Melanie turned her head. "Boys? A little help would be nice."

Two men in dark clothing came out of the shadows behind Melanie. They both held automatic weapons, one pointed at Liling, the other at Kyan.

One shouted a prayer in Latin as he raised the machine gun and began shooting at Valentin and the others standing behind the seawall.

Liling flung a hand toward one of the torches, pulling the flames from it and sending them in a concentrated, blue-white stream between the assassin and the Kyn. Bullets, partially melted, began dropping onto the rocks.

The other man fired directly at her, but Kyan sent a column of water from the lake, blasting the weapon and the bullets he had fired away. It slammed into the assassin, driving him into the concrete side of the seawall, where he fell to lie soaked and unconscious over the edge.

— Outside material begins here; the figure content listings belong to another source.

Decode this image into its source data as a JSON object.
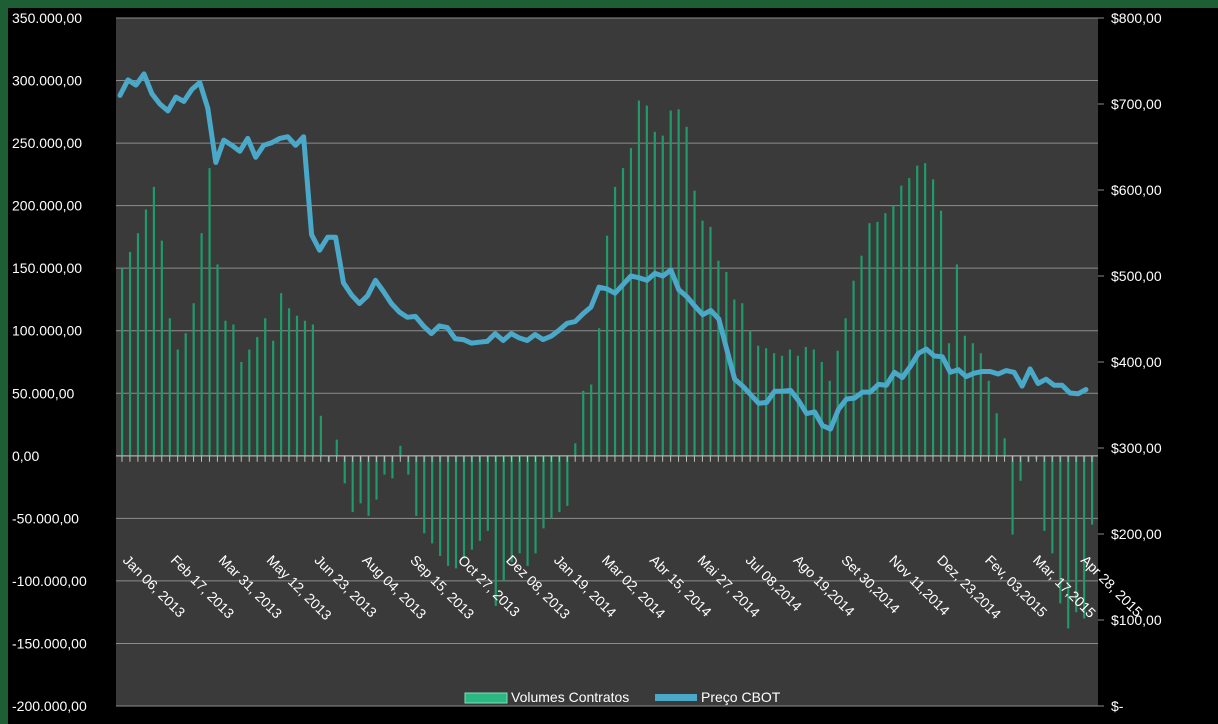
{
  "chart_data": {
    "type": "bar+line",
    "colors": {
      "bars": "#1f9a6a",
      "line": "#4aa8c8",
      "plot_bg": "#3a3a3a",
      "grid": "#8c8c8c",
      "outer_bg": "#000000",
      "frame": "#1d5e35"
    },
    "y_left": {
      "ylim": [
        -200000,
        350000
      ],
      "ticks": [
        -200000,
        -150000,
        -100000,
        -50000,
        0,
        50000,
        100000,
        150000,
        200000,
        250000,
        300000,
        350000
      ],
      "tick_labels": [
        "-200.000,00",
        "-150.000,00",
        "-100.000,00",
        "-50.000,00",
        "0,00",
        "50.000,00",
        "100.000,00",
        "150.000,00",
        "200.000,00",
        "250.000,00",
        "300.000,00",
        "350.000,00"
      ]
    },
    "y_right": {
      "ylim": [
        0,
        800
      ],
      "ticks": [
        0,
        100,
        200,
        300,
        400,
        500,
        600,
        700,
        800
      ],
      "tick_labels": [
        "$-",
        "$100,00",
        "$200,00",
        "$300,00",
        "$400,00",
        "$500,00",
        "$600,00",
        "$700,00",
        "$800,00"
      ]
    },
    "x_labels": [
      "Jan 06, 2013",
      "Feb 17, 2013",
      "Mar 31, 2013",
      "May 12, 2013",
      "Jun 23, 2013",
      "Aug 04, 2013",
      "Sep 15, 2013",
      "Oct 27, 2013",
      "Dez 08, 2013",
      "Jan 19, 2014",
      "Mar 02, 2014",
      "Abr 15, 2014",
      "Mai 27, 2014",
      "Jul 08,2014",
      "Ago 19,2014",
      "Set 30,2014",
      "Nov 11,2014",
      "Dez, 23,2014",
      "Fev, 03,2015",
      "Mar, 17,2015",
      "Apr 28, 2015"
    ],
    "legend": {
      "position": "bottom",
      "bar_label": "Volumes Contratos",
      "line_label": "Preço CBOT"
    },
    "series": [
      {
        "name": "Volumes Contratos",
        "type": "bar",
        "axis": "left",
        "values": [
          150000,
          163000,
          178000,
          197000,
          215000,
          172000,
          110000,
          85000,
          98000,
          122000,
          178000,
          230000,
          153000,
          108000,
          105000,
          75000,
          85000,
          95000,
          110000,
          92000,
          130000,
          118000,
          112000,
          108000,
          105000,
          32000,
          -5000,
          13000,
          -22000,
          -45000,
          -38000,
          -48000,
          -35000,
          -15000,
          -18000,
          8000,
          -15000,
          -48000,
          -62000,
          -70000,
          -80000,
          -88000,
          -90000,
          -82000,
          -75000,
          -68000,
          -60000,
          -120000,
          -100000,
          -85000,
          -78000,
          -88000,
          -78000,
          -58000,
          -50000,
          -45000,
          -40000,
          10000,
          52000,
          57000,
          102000,
          176000,
          215000,
          230000,
          246000,
          284000,
          280000,
          259000,
          256000,
          276000,
          277000,
          263000,
          212000,
          188000,
          183000,
          156000,
          147000,
          125000,
          122000,
          100000,
          88000,
          86000,
          82000,
          80000,
          85000,
          80000,
          87000,
          85000,
          75000,
          60000,
          84000,
          110000,
          140000,
          160000,
          186000,
          187000,
          194000,
          200000,
          216000,
          222000,
          232000,
          234000,
          221000,
          196000,
          90000,
          153000,
          96000,
          90000,
          82000,
          60000,
          34000,
          14000,
          -63000,
          -20000,
          -5000,
          -3000,
          -60000,
          -78000,
          -118000,
          -138000,
          -125000,
          -130000,
          -55000
        ]
      },
      {
        "name": "Preço CBOT",
        "type": "line",
        "axis": "right",
        "values": [
          710,
          728,
          722,
          735,
          712,
          700,
          692,
          708,
          703,
          717,
          725,
          695,
          632,
          658,
          652,
          645,
          660,
          638,
          652,
          655,
          660,
          662,
          652,
          662,
          548,
          530,
          545,
          545,
          492,
          478,
          468,
          477,
          495,
          482,
          468,
          458,
          452,
          453,
          442,
          433,
          442,
          440,
          427,
          426,
          422,
          423,
          424,
          433,
          425,
          433,
          428,
          425,
          432,
          426,
          430,
          437,
          445,
          447,
          456,
          464,
          487,
          485,
          480,
          490,
          500,
          498,
          495,
          503,
          500,
          507,
          484,
          476,
          465,
          455,
          460,
          450,
          415,
          380,
          372,
          362,
          352,
          353,
          366,
          366,
          367,
          355,
          340,
          342,
          326,
          322,
          345,
          357,
          358,
          365,
          365,
          374,
          373,
          388,
          382,
          395,
          410,
          415,
          407,
          406,
          388,
          391,
          383,
          387,
          389,
          389,
          386,
          390,
          388,
          372,
          392,
          375,
          380,
          373,
          373,
          364,
          363,
          368
        ]
      }
    ]
  }
}
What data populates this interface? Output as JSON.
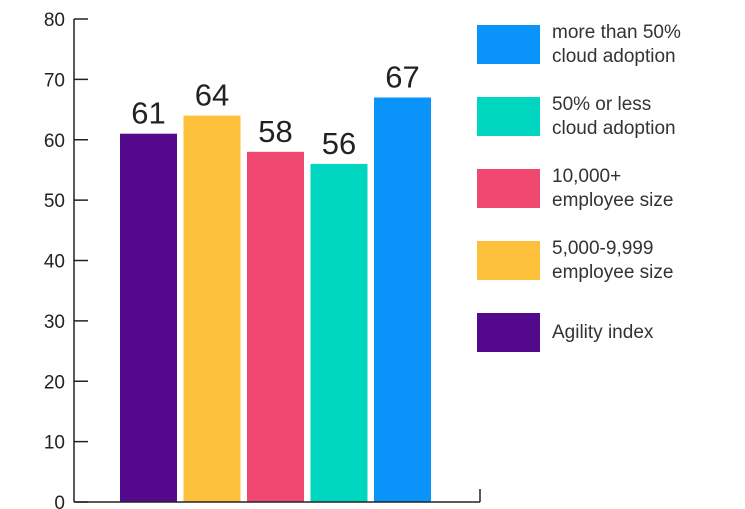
{
  "chart_data": {
    "type": "bar",
    "title": "",
    "xlabel": "",
    "ylabel": "",
    "ylim": [
      0,
      80
    ],
    "yticks": [
      "0",
      "10",
      "20",
      "30",
      "40",
      "50",
      "60",
      "70",
      "80"
    ],
    "grid": false,
    "legend_position": "right",
    "bars": [
      {
        "name": "Agility index",
        "value": 61,
        "label": "61",
        "color": "#54088C"
      },
      {
        "name": "5,000-9,999 employee size",
        "value": 64,
        "label": "64",
        "color": "#FDC03A"
      },
      {
        "name": "10,000+ employee size",
        "value": 58,
        "label": "58",
        "color": "#F04870"
      },
      {
        "name": "50% or less cloud adoption",
        "value": 56,
        "label": "56",
        "color": "#00D5C0"
      },
      {
        "name": "more than 50% cloud adoption",
        "value": 67,
        "label": "67",
        "color": "#0A93F8"
      }
    ],
    "legend": [
      {
        "text": "more than 50%\ncloud adoption",
        "color": "#0A93F8"
      },
      {
        "text": "50% or less\ncloud adoption",
        "color": "#00D5C0"
      },
      {
        "text": "10,000+\nemployee size",
        "color": "#F04870"
      },
      {
        "text": "5,000-9,999\nemployee size",
        "color": "#FDC03A"
      },
      {
        "text": "Agility index",
        "color": "#54088C"
      }
    ]
  }
}
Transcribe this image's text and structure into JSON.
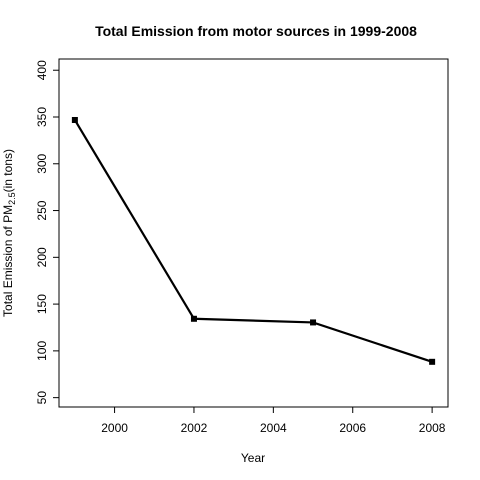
{
  "chart_data": {
    "type": "line",
    "title": "Total Emission from motor sources in 1999-2008",
    "xlabel": "Year",
    "ylabel_main": "Total Emission of PM",
    "ylabel_sub": "2.5",
    "ylabel_tail": "(in tons)",
    "x": [
      1999,
      2002,
      2005,
      2008
    ],
    "series": [
      {
        "values": [
          346.8,
          134.3,
          130.4,
          88.3
        ]
      }
    ],
    "xlim": [
      1998.6,
      2008.4
    ],
    "ylim": [
      40,
      412
    ],
    "xticks": [
      2000,
      2002,
      2004,
      2006,
      2008
    ],
    "yticks": [
      50,
      100,
      150,
      200,
      250,
      300,
      350,
      400
    ],
    "grid": false,
    "legend": "none",
    "line_color": "#000000"
  }
}
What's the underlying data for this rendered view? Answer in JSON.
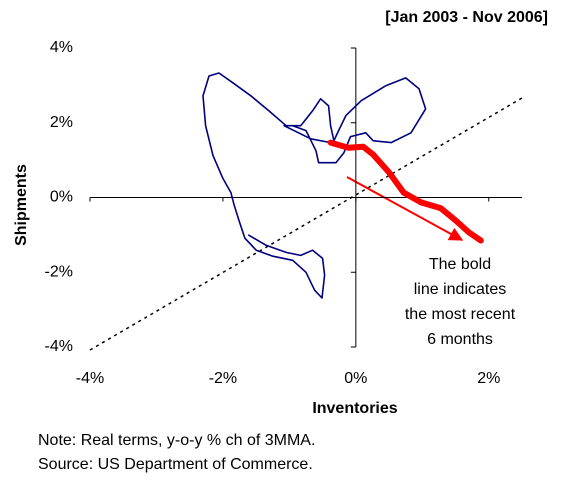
{
  "chart_data": {
    "type": "line",
    "title": "[Jan 2003 - Nov 2006]",
    "x_label": "Inventories",
    "y_label": "Shipments",
    "xlim": [
      -4,
      2.5
    ],
    "ylim": [
      -4,
      4
    ],
    "xticks": [
      {
        "value": -4,
        "label": "-4%"
      },
      {
        "value": -2,
        "label": "-2%"
      },
      {
        "value": 0,
        "label": "0%"
      },
      {
        "value": 2,
        "label": "2%"
      }
    ],
    "yticks": [
      {
        "value": -4,
        "label": "-4%"
      },
      {
        "value": -2,
        "label": "-2%"
      },
      {
        "value": 0,
        "label": "0%"
      },
      {
        "value": 2,
        "label": "2%"
      },
      {
        "value": 4,
        "label": "4%"
      }
    ],
    "grid": false,
    "series": [
      {
        "color": "#000080",
        "width": 1.6,
        "x": [
          -1.61,
          -1.35,
          -1.05,
          -0.83,
          -0.65,
          -0.5,
          -0.47,
          -0.51,
          -0.62,
          -0.75,
          -0.95,
          -1.25,
          -1.5,
          -1.67,
          -1.76,
          -1.83,
          -1.88,
          -2.0,
          -2.15,
          -2.26,
          -2.3,
          -2.21,
          -2.06,
          -1.85,
          -1.58,
          -1.31,
          -1.05,
          -0.83,
          -0.65,
          -0.53,
          -0.41,
          -0.38,
          -0.33,
          -0.26,
          -0.15,
          0.08,
          0.45,
          0.75,
          0.95,
          1.05,
          0.83,
          0.53,
          0.26,
          0.15,
          -0.08,
          -0.18,
          -0.3,
          -0.56,
          -0.6,
          -0.75,
          -0.95,
          -1.08,
          -0.68,
          -0.38
        ],
        "values": [
          -1.01,
          -1.28,
          -1.47,
          -1.55,
          -1.41,
          -1.63,
          -2.08,
          -2.69,
          -2.48,
          -2.0,
          -1.68,
          -1.57,
          -1.41,
          -1.09,
          -0.61,
          -0.21,
          0.13,
          0.51,
          1.12,
          1.92,
          2.72,
          3.25,
          3.33,
          3.07,
          2.72,
          2.32,
          1.92,
          1.92,
          2.32,
          2.64,
          2.45,
          1.92,
          1.52,
          1.79,
          2.19,
          2.59,
          2.99,
          3.2,
          2.91,
          2.37,
          1.73,
          1.47,
          1.52,
          1.73,
          1.63,
          1.2,
          0.93,
          0.93,
          1.25,
          1.79,
          1.92,
          1.92,
          1.57,
          1.47
        ]
      },
      {
        "color": "#ff0000",
        "width": 6,
        "x": [
          -0.38,
          -0.11,
          0.11,
          0.26,
          0.5,
          0.72,
          0.98,
          1.28,
          1.5,
          1.7,
          1.88
        ],
        "values": [
          1.47,
          1.33,
          1.36,
          1.15,
          0.67,
          0.13,
          -0.13,
          -0.29,
          -0.61,
          -0.93,
          -1.15
        ]
      }
    ],
    "annotation": [
      "The bold",
      "line indicates",
      "the most recent",
      "6 months"
    ],
    "notes": [
      "Note: Real terms, y-o-y % ch of 3MMA.",
      "Source: US Department of Commerce."
    ]
  }
}
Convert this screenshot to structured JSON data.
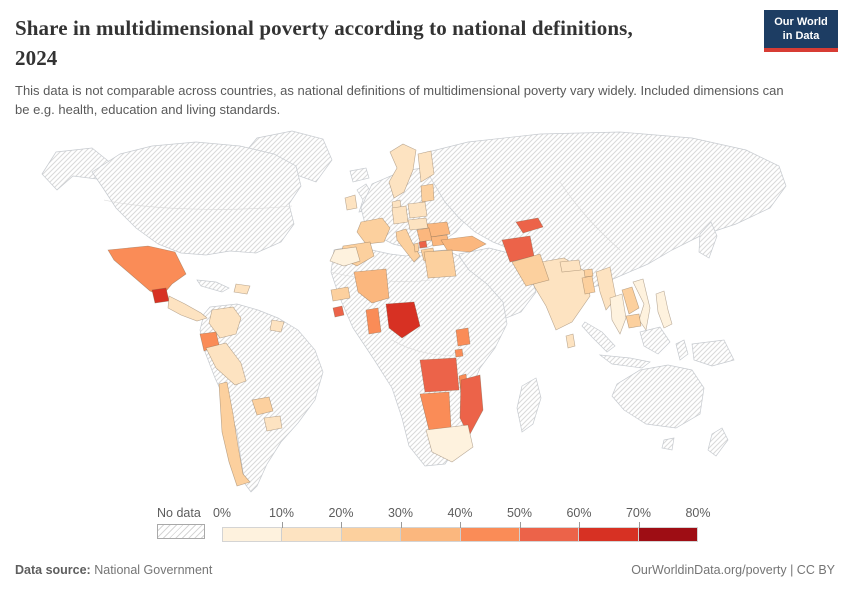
{
  "header": {
    "title_line1": "Share in multidimensional poverty according to national definitions,",
    "title_line2": "2024",
    "subtitle": "This data is not comparable across countries, as national definitions of multidimensional poverty vary widely. Included dimensions can be e.g. health, education and living standards."
  },
  "logo": {
    "line1": "Our World",
    "line2": "in Data",
    "bg_color": "#1d3d63",
    "accent_color": "#d73c34"
  },
  "legend": {
    "no_data_label": "No data",
    "tick_labels": [
      "0%",
      "10%",
      "20%",
      "30%",
      "40%",
      "50%",
      "60%",
      "70%",
      "80%"
    ],
    "bin_colors": [
      "#FEF2DE",
      "#FDE3C1",
      "#FCD09E",
      "#FBB77E",
      "#FA8C57",
      "#EC6349",
      "#D73123",
      "#9E0D14"
    ]
  },
  "footer": {
    "datasource_label": "Data source:",
    "datasource_value": "National Government",
    "right_text": "OurWorldinData.org/poverty | CC BY"
  },
  "chart_data": {
    "type": "choropleth_map",
    "title": "Share in multidimensional poverty according to national definitions, 2024",
    "unit": "%",
    "value_range": [
      0,
      80
    ],
    "bins": [
      "0-10%",
      "10-20%",
      "20-30%",
      "30-40%",
      "40-50%",
      "50-60%",
      "60-70%",
      "70-80%"
    ],
    "no_data_style": "diagonal-hatch",
    "regions": [
      {
        "id": "mexico",
        "name": "Mexico",
        "bin": "40-50%",
        "bin_index": 4
      },
      {
        "id": "guatemala",
        "name": "Guatemala",
        "bin": "60-70%",
        "bin_index": 6
      },
      {
        "id": "central-america",
        "name": "El Salvador, Honduras, Nicaragua, Costa Rica, Panama",
        "bin": "10-20%",
        "bin_index": 1
      },
      {
        "id": "hispaniola",
        "name": "Dominican Republic",
        "bin": "10-20%",
        "bin_index": 1
      },
      {
        "id": "colombia",
        "name": "Colombia",
        "bin": "10-20%",
        "bin_index": 1
      },
      {
        "id": "suriname",
        "name": "Suriname",
        "bin": "10-20%",
        "bin_index": 1
      },
      {
        "id": "ecuador",
        "name": "Ecuador",
        "bin": "40-50%",
        "bin_index": 4
      },
      {
        "id": "peru",
        "name": "Peru",
        "bin": "10-20%",
        "bin_index": 1
      },
      {
        "id": "chile",
        "name": "Chile",
        "bin": "20-30%",
        "bin_index": 2
      },
      {
        "id": "paraguay",
        "name": "Paraguay",
        "bin": "20-30%",
        "bin_index": 2
      },
      {
        "id": "uruguay",
        "name": "Uruguay",
        "bin": "10-20%",
        "bin_index": 1
      },
      {
        "id": "morocco",
        "name": "Morocco",
        "bin": "0-10%",
        "bin_index": 0
      },
      {
        "id": "senegal",
        "name": "Senegal",
        "bin": "20-30%",
        "bin_index": 2
      },
      {
        "id": "sierra-leone",
        "name": "Sierra Leone",
        "bin": "50-60%",
        "bin_index": 5
      },
      {
        "id": "mali",
        "name": "Mali",
        "bin": "30-40%",
        "bin_index": 3
      },
      {
        "id": "ghana",
        "name": "Ghana",
        "bin": "40-50%",
        "bin_index": 4
      },
      {
        "id": "nigeria",
        "name": "Nigeria",
        "bin": "60-70%",
        "bin_index": 6
      },
      {
        "id": "egypt",
        "name": "Egypt",
        "bin": "20-30%",
        "bin_index": 2
      },
      {
        "id": "uganda",
        "name": "Uganda",
        "bin": "40-50%",
        "bin_index": 4
      },
      {
        "id": "rwanda",
        "name": "Rwanda",
        "bin": "40-50%",
        "bin_index": 4
      },
      {
        "id": "angola",
        "name": "Angola",
        "bin": "50-60%",
        "bin_index": 5
      },
      {
        "id": "namibia",
        "name": "Namibia",
        "bin": "40-50%",
        "bin_index": 4
      },
      {
        "id": "malawi",
        "name": "Malawi",
        "bin": "40-50%",
        "bin_index": 4
      },
      {
        "id": "mozambique",
        "name": "Mozambique",
        "bin": "50-60%",
        "bin_index": 5
      },
      {
        "id": "south-africa",
        "name": "South Africa",
        "bin": "0-10%",
        "bin_index": 0
      },
      {
        "id": "ireland",
        "name": "Ireland",
        "bin": "10-20%",
        "bin_index": 1
      },
      {
        "id": "scandinavia",
        "name": "Norway & Sweden",
        "bin": "10-20%",
        "bin_index": 1
      },
      {
        "id": "finland",
        "name": "Finland",
        "bin": "10-20%",
        "bin_index": 1
      },
      {
        "id": "denmark",
        "name": "Denmark",
        "bin": "10-20%",
        "bin_index": 1
      },
      {
        "id": "baltics",
        "name": "Baltic states",
        "bin": "20-30%",
        "bin_index": 2
      },
      {
        "id": "poland",
        "name": "Poland",
        "bin": "10-20%",
        "bin_index": 1
      },
      {
        "id": "germany",
        "name": "Germany",
        "bin": "10-20%",
        "bin_index": 1
      },
      {
        "id": "france",
        "name": "France",
        "bin": "20-30%",
        "bin_index": 2
      },
      {
        "id": "iberia",
        "name": "Spain & Portugal",
        "bin": "20-30%",
        "bin_index": 2
      },
      {
        "id": "italy",
        "name": "Italy",
        "bin": "20-30%",
        "bin_index": 2
      },
      {
        "id": "central-europe",
        "name": "Czechia, Slovakia, Hungary, Austria",
        "bin": "10-20%",
        "bin_index": 1
      },
      {
        "id": "romania",
        "name": "Romania",
        "bin": "30-40%",
        "bin_index": 3
      },
      {
        "id": "serbia",
        "name": "Serbia",
        "bin": "30-40%",
        "bin_index": 3
      },
      {
        "id": "kosovo",
        "name": "Kosovo / North Macedonia",
        "bin": "50-60%",
        "bin_index": 5
      },
      {
        "id": "albania",
        "name": "Albania",
        "bin": "20-30%",
        "bin_index": 2
      },
      {
        "id": "greece",
        "name": "Greece",
        "bin": "20-30%",
        "bin_index": 2
      },
      {
        "id": "bulgaria",
        "name": "Bulgaria",
        "bin": "30-40%",
        "bin_index": 3
      },
      {
        "id": "turkey",
        "name": "Turkey",
        "bin": "30-40%",
        "bin_index": 3
      },
      {
        "id": "kyrgyzstan",
        "name": "Kyrgyzstan",
        "bin": "50-60%",
        "bin_index": 5
      },
      {
        "id": "afghanistan",
        "name": "Afghanistan",
        "bin": "50-60%",
        "bin_index": 5
      },
      {
        "id": "pakistan",
        "name": "Pakistan",
        "bin": "20-30%",
        "bin_index": 2
      },
      {
        "id": "india",
        "name": "India",
        "bin": "10-20%",
        "bin_index": 1
      },
      {
        "id": "nepal",
        "name": "Nepal",
        "bin": "10-20%",
        "bin_index": 1
      },
      {
        "id": "bhutan",
        "name": "Bhutan",
        "bin": "20-30%",
        "bin_index": 2
      },
      {
        "id": "bangladesh",
        "name": "Bangladesh",
        "bin": "20-30%",
        "bin_index": 2
      },
      {
        "id": "sri-lanka",
        "name": "Sri Lanka",
        "bin": "10-20%",
        "bin_index": 1
      },
      {
        "id": "myanmar",
        "name": "Myanmar",
        "bin": "10-20%",
        "bin_index": 1
      },
      {
        "id": "thailand",
        "name": "Thailand",
        "bin": "0-10%",
        "bin_index": 0
      },
      {
        "id": "laos",
        "name": "Laos",
        "bin": "20-30%",
        "bin_index": 2
      },
      {
        "id": "cambodia",
        "name": "Cambodia",
        "bin": "20-30%",
        "bin_index": 2
      },
      {
        "id": "vietnam",
        "name": "Vietnam",
        "bin": "0-10%",
        "bin_index": 0
      },
      {
        "id": "philippines",
        "name": "Philippines",
        "bin": "0-10%",
        "bin_index": 0
      }
    ],
    "no_data_regions": [
      "United States",
      "Canada",
      "Greenland",
      "Cuba",
      "Venezuela",
      "Brazil",
      "Bolivia",
      "Argentina",
      "Iceland",
      "United Kingdom",
      "Ukraine",
      "Belarus",
      "Russia",
      "Kazakhstan",
      "China",
      "Mongolia",
      "Saudi Arabia",
      "Iran",
      "Algeria",
      "Libya",
      "Sudan",
      "Ethiopia",
      "DR Congo",
      "Tanzania",
      "Kenya",
      "Zambia",
      "Botswana",
      "Zimbabwe",
      "Madagascar",
      "Indonesia",
      "Malaysia",
      "Japan",
      "Papua New Guinea",
      "Australia",
      "New Zealand"
    ]
  }
}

The girl regarded Kyan with surprise. "You defend me now?"

"Your life is mine," he snarled. "No one else takes it."

Melanie made an exasperated sound. "Men, always like dogs in the manger." She fired at him.

Before the bullet reached him, Kyan dissolved his form into a pillar of water. He saw Melanie fire her other weapon at the girl, who cloaked herself in a column of flames.

Kyan shifted back into his human body, and sent two streams of water to blast the guns out of the American girl's hands. "Melanie, leave us alone."

"Liling." The maledicti was running toward the flames.

The girl stepped out of the flames and smiled at the demon before she shook her head. Kyan saw two more of the Darkyn grab the golden-haired man and pull him back.

Kyan summoned the storm, and turned once more to face his sister.